The Moviegoer
- First edition
- Author: Walker Percy
- Language: English
- Genre: Philosophical fiction
- Publisher: Alfred A. Knopf
- Publication date: May 15, 1961
- Media type: Print (hardcover, paperback)
- Pages: 242

= The Moviegoer =

1961 novel by Walker Percy

The Moviegoer is the debut novel by Walker Percy, first published in the United States by Alfred A. Knopf in 1961. It won the U.S. National Book Award. Time included the novel in its "Time 100 Best English-language Novels from 1923 to 2005". In 1998, the Modern Library ranked The Moviegoer sixtieth on its list of the hundred best English-language novels of the twentieth century. It is published in the UK by Methuen.

The novel is heavily influenced by the existentialist themes of authors like Søren Kierkegaard, whom Percy read extensively. Unlike many dark didactic existentialist novels (including Percy's later work), The Moviegoer has a light poetic tone. It was Percy's first, most famous, and most widely praised novel, and established him as one of the major voices in Southern literature. The novel also draws on elements of Dante by paralleling the themes of Binx Bolling's life to that of the narrator of the Divine Comedy.

In addition to its existentialist character, the novella is also deeply phenomenological.

==Plot summary==
The Moviegoer tells the story of Jack "Binx" Bolling, a young stock-broker in postwar New Orleans. The decline of tradition in the Southern United States, the problems of his family and his traumatic experiences in the Korean War have left him alienated from his own life. He day-dreams constantly, has trouble engaging in lasting romantic relationships, and finds more meaning and immediacy in cinema and literature than in his own routine life.

The loose plot of the novel follows the Moviegoer, Binx Bolling, in desperate need of spiritual redemption. At Mardi Gras, he breaks out of his caged every-day life and launches himself on a journey, a quest, in a "search" for God. Without any mental compass or sense of direction, he wanders the streets of New Orleans' French Quarter, and Chicago, and then travels the Gulf Coast, interacting with his surroundings as he goes. He has philosophical moments, reflecting on the people and things he encounters on the road. He is constantly challenged to define himself in relation to friends, family, sweet-hearts, and career despite his urge to remain vague and open to possibility.
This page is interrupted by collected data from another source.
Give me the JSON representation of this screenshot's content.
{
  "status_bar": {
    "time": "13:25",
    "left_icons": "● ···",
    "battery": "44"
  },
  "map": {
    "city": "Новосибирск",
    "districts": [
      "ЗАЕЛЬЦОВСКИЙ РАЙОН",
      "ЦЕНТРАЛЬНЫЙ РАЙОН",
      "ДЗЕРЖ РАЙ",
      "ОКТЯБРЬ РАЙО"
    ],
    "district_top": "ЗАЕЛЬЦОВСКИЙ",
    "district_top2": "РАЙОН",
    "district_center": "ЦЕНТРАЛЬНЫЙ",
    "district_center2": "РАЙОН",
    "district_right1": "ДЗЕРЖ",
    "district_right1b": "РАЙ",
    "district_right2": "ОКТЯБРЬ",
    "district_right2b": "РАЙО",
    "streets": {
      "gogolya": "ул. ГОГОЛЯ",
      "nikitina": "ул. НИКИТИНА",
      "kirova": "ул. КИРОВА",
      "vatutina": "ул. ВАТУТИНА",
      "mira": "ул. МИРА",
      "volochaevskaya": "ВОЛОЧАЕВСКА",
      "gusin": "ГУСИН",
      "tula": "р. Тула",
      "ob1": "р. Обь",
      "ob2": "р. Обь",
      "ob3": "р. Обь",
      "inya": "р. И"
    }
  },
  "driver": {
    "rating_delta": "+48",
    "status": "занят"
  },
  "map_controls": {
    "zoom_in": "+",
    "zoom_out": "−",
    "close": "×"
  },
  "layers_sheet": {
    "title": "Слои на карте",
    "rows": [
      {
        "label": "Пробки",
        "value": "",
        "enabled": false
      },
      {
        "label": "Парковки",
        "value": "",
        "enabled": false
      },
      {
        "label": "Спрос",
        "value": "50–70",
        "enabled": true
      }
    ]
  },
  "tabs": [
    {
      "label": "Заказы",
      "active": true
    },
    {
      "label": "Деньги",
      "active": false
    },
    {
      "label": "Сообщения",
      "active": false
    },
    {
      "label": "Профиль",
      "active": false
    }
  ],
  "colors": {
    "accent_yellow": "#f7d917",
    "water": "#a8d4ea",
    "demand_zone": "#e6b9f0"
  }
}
"What is the nature of the search?" you ask. Really it is very simple; at least for a fellow like me. So simple that it is easily overlooked. The search is what anyone would undertake if he were not sunk in the everydayness of his own life.

==Characters==
- John Bickerson "Binx" Bolling, called Jack by his aunt, but Binx by friends, is one week short of his 30th birthday at the start of the book. His older brother Scott died of pneumonia when Binx was eight. He studied biology at Tulane, and was wounded at the Chongchon River in the Korean War, shot in the shoulder, and knocked out for two days.
- Jack Bolling, Binx's father, was a doctor who studied medicine and surgery in Boston, returned to Feliciana Parish to practice medicine under his father. Volunteered for the RCAF in 1940 and was killed in Crete before the US entered World War II.
- Anna Smith (formerly Bolling, née Castagne), Binx's mother, who met Jack when she was assigned to work as his nurse in Feliciana Parish.
- Emily Cutrer (née Bolling), age 65, whom he refers to as his aunt, and main maternal figure, is actually his great-aunt.
- Kate Cutrer, age 25, his aunt's stepdaughter, and therefore his cousin, currently lives with her father and stepmother. When she was 19, in the fall of 1955, she and her fiancé at the time were in a car crash, and he was killed. Getting on a bus the next morning to go home was the happiest moment of her life.
- Sharon Kincaid, Binx' secretary, a young woman from Eufala, AL.
- Uncle Jules Cutrer, Aunt Emily's husband. Was a widower, with his daughter Kate, when Emily married him.
- Walter Wade is Kate's fiancé, age 33, and a senior partner in a law firm specializing in oil lease law. Originally from Clarksburg, West Virginia, he attended Tulane, where he was a college fraternity brother of Binx. He and Binx also attended prep school together in New Hampshire.

==Film version==

During the 1980s, Terrence Malick worked on a screen adaptation, but eventually dropped it. In December 2005, months after the destruction caused by Hurricane Katrina, Malick explained, "I don’t think the New Orleans of the book exists anymore."

However, Malick's 2015 film Knight of Cups was partly inspired by the novel. Malick had lead actor Christian Bale read the book as preparation for the film.